I’d gone to midnight mass with my gran, who, despite her age and horrible joint pain, still adored the tradition.
As we walked into the church, I spotted my mother waiting by the door. My mother’s face lit up, and she rushed forward like we’d seen each other yesterday.
“Melody!” she exclaimed, reaching for a hug. “It’s been so long!
You’re so beautiful.”
Now, I knew exactly who she was. I knew exactly who my father, who was walking toward us, was. But I wanted to hurt them.
“Sorry, do I know you?” I asked.
My mother’s face crumpled like tissue paper, but my father stepped in, red-faced and indignant.
“Excuse me, young lady?
What kind of tone is that? What kind of question is that? You know that we’re your parents!”
I tilted my head, pretending to think.
My parents? That’s funny, because my parents are at home, rushing to wrap the last-minute Christmas presents they got me. You must be Anthony and Carmen?
The people who gave me up?”
Then I walked to sit with Gran, leaving them gaping.
They sat behind us, and I could feel their eyes boring into the back of my head the entire service.

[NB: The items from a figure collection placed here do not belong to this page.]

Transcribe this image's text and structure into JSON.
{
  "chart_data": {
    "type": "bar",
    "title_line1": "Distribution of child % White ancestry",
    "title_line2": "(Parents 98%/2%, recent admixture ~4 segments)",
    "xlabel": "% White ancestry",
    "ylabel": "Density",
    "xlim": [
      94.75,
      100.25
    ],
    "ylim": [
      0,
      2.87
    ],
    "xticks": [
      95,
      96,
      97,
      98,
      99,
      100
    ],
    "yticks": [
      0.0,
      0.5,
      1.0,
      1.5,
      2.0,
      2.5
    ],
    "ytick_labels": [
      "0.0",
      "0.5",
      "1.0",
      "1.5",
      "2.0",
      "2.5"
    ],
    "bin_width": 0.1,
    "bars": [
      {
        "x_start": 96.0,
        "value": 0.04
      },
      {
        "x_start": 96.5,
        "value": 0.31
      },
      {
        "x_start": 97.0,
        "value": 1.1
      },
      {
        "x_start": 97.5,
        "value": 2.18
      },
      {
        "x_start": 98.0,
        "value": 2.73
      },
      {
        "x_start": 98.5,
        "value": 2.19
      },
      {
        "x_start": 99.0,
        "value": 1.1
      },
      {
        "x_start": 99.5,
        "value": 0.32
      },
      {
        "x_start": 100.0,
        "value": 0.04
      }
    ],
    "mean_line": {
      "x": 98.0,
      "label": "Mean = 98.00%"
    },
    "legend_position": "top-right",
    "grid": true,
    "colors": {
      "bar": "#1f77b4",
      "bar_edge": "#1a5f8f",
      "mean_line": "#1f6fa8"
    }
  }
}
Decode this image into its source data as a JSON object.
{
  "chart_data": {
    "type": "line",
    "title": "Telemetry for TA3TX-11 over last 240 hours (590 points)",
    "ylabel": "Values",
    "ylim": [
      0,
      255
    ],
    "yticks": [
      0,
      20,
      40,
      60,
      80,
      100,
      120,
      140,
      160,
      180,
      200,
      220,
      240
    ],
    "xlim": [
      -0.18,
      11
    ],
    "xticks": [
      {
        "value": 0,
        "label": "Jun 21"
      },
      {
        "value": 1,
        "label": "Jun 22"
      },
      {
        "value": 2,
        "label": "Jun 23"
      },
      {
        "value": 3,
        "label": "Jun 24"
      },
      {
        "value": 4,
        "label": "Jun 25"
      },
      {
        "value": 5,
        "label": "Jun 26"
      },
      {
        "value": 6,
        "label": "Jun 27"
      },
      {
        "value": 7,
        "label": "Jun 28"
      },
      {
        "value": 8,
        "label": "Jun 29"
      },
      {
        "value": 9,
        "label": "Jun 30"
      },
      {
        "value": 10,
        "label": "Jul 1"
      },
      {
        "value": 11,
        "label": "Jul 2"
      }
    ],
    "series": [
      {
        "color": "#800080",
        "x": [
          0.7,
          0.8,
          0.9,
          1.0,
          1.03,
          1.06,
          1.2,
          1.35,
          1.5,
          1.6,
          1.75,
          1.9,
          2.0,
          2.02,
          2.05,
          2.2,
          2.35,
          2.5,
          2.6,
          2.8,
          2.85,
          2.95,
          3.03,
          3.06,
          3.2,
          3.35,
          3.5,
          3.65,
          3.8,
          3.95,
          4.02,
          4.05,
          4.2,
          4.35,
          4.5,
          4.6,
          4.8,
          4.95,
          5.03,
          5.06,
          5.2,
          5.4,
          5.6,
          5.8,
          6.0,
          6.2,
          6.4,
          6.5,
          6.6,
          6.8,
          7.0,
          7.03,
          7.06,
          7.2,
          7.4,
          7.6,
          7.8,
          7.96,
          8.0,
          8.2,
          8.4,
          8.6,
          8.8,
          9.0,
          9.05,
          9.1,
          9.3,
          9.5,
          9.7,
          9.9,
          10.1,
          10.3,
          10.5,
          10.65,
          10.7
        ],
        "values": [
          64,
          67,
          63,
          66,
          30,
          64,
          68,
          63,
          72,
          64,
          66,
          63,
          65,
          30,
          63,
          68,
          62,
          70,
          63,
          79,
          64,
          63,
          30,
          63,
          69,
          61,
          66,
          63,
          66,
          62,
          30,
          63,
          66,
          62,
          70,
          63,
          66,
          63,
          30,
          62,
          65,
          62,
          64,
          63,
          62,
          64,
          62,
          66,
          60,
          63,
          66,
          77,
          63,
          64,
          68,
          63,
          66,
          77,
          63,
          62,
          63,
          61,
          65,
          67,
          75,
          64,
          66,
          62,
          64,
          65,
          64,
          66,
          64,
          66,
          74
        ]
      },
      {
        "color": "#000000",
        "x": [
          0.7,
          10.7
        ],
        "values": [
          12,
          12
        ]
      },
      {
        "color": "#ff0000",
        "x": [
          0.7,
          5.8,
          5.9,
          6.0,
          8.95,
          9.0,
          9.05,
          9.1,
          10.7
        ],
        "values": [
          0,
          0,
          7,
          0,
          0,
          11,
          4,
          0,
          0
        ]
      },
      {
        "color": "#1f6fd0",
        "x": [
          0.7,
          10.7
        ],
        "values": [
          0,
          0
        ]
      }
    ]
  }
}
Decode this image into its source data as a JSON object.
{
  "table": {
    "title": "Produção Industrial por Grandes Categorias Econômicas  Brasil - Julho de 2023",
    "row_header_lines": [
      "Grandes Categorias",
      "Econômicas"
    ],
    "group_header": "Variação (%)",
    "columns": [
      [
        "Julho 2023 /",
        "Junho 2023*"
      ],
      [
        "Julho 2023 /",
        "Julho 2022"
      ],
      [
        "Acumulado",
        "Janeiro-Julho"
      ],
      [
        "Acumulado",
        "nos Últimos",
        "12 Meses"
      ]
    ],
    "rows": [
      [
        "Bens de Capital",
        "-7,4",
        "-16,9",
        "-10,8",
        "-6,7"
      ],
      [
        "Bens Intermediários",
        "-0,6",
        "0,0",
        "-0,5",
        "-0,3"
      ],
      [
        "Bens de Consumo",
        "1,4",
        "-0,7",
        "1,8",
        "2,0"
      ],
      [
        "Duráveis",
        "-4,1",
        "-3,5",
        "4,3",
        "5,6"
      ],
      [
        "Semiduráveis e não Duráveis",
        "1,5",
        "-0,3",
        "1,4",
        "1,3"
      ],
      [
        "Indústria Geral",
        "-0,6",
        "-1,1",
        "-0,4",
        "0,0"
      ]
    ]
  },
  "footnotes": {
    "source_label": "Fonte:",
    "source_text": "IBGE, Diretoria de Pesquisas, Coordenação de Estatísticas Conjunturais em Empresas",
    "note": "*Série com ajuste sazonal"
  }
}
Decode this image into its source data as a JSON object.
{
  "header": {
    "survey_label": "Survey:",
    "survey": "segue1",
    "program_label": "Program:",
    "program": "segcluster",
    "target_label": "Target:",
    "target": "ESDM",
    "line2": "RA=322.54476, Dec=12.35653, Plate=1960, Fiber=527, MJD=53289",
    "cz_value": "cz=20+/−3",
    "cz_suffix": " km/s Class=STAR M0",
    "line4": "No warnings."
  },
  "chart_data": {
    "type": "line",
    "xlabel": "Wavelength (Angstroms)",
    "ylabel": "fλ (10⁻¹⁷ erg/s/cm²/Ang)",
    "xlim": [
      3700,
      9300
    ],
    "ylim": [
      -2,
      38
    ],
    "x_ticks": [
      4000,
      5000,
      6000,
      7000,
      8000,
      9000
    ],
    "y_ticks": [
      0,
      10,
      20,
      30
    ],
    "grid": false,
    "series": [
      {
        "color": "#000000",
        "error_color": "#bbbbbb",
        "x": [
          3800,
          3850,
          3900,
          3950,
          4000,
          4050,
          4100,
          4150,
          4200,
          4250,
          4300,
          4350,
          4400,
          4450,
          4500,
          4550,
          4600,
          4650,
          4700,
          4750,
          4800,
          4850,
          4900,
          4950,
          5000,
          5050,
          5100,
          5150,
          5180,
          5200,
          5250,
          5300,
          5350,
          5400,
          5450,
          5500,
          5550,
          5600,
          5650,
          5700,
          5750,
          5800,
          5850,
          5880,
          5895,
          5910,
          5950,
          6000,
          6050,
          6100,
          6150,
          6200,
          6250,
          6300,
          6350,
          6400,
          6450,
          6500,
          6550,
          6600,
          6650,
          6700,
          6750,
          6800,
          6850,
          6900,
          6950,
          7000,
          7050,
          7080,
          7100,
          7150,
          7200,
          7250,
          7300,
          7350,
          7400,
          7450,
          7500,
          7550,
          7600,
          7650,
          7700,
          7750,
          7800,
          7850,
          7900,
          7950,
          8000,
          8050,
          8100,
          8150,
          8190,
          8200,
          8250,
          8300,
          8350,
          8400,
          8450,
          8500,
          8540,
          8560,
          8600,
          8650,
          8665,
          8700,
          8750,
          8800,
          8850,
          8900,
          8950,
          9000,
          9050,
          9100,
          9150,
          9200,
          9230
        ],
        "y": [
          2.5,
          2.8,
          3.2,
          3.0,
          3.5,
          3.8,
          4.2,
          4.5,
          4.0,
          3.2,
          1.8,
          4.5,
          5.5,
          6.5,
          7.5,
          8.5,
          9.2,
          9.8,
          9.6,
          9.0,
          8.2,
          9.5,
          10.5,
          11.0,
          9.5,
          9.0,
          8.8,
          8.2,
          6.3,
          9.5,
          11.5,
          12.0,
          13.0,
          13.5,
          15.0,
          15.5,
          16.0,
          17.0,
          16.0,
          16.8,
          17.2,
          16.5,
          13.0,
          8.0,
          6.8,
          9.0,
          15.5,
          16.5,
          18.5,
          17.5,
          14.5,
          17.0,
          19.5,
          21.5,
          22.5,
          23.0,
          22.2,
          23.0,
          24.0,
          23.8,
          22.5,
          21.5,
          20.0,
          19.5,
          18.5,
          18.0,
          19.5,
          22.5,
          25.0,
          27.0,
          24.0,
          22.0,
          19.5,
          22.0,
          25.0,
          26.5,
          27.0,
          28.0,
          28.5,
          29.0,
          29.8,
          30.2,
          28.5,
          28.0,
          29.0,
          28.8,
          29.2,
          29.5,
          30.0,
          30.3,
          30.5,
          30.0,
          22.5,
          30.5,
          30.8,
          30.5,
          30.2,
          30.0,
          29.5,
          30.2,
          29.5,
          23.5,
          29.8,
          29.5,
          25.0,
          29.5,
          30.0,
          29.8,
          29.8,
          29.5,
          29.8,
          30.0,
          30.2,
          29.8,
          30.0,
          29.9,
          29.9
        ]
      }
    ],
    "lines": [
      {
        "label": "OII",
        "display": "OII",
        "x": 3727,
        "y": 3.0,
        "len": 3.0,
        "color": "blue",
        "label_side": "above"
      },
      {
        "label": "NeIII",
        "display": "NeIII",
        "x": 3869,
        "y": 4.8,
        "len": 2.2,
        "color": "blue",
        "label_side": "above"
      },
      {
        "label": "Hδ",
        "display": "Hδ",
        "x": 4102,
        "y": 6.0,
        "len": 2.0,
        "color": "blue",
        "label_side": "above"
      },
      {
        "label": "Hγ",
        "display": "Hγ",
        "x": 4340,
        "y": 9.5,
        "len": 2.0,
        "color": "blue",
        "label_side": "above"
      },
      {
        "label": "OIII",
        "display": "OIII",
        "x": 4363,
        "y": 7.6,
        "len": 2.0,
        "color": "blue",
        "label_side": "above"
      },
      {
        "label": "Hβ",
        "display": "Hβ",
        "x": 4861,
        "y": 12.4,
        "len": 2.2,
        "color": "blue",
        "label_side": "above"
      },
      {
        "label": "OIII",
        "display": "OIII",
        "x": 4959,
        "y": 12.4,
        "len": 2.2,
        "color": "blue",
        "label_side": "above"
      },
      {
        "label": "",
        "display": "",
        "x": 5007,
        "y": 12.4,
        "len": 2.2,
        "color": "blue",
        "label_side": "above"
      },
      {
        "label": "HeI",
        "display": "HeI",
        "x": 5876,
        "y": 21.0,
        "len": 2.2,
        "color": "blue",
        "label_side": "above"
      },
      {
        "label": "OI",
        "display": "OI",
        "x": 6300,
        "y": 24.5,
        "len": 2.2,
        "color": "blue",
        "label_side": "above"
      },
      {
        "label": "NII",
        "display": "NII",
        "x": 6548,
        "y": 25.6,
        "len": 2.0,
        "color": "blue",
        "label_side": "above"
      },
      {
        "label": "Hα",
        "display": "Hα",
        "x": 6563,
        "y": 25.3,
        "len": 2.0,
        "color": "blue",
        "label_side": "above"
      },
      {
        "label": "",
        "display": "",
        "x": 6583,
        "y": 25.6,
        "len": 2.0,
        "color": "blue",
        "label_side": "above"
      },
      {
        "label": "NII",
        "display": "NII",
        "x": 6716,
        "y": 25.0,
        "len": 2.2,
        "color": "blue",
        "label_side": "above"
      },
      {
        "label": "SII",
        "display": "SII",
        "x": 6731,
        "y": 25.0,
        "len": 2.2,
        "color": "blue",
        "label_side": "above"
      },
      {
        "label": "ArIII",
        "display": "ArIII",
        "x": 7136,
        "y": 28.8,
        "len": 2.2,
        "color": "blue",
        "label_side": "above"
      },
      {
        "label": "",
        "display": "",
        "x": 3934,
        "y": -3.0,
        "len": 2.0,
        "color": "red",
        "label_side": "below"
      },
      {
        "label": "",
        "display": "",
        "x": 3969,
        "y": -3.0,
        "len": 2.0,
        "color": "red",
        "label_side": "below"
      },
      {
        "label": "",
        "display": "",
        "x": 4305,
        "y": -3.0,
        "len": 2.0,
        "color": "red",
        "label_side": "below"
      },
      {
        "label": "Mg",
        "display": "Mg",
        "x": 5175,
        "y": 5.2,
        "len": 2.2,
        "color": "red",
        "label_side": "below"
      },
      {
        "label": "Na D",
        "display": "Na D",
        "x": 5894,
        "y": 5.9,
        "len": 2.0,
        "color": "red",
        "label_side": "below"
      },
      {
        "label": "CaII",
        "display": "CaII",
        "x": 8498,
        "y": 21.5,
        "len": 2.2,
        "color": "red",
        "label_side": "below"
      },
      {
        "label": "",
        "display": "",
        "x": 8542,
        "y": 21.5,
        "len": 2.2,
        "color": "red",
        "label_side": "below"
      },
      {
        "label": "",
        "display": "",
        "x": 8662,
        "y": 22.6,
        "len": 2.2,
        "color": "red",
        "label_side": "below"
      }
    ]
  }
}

On the way out, they stopped me again.
“You really don’t recognize us?” my mother asked.
I stared at them for a moment.
“It doesn’t matter,” I said.
“Serves them right, my love,” she said. “As you can see, I don’t exist to them.
I haven’t since you were eleven years old and I shouted at them for how they treated you.”
A few days later, they must have done some digging because they called me out of the blue.
“Melody, sweetie,” my mother began. “Now that you’re doing so well for yourself, wouldn’t it make sense to help the family out a little? You know, after all we’ve done for you.”
I almost laughed out loud.
“What you’ve done for me?
You mean abandoning me?”
“Don’t be so dramatic,” she snapped. “We gave you the space to grow into the independent woman you are today. If it weren’t for our sacrifices, you would be nothing.”
I couldn’t believe her audacity.
“You did no such thing,” I argued.
“You didn’t want me around while you chased Olympic dreams with Chloe.”
“Family is family,” my father said through the phone. “We’re all in this together now. Don’t you think you owe us a little for raising you?”
“You didn’t raise me.
Aunt Lisa and Uncle Rob did. If I owe anyone, it’s them.”
I hung up before they could reply.
I suppose I could have checked on Chloe, but she had cut me off, too. Just as our parents had.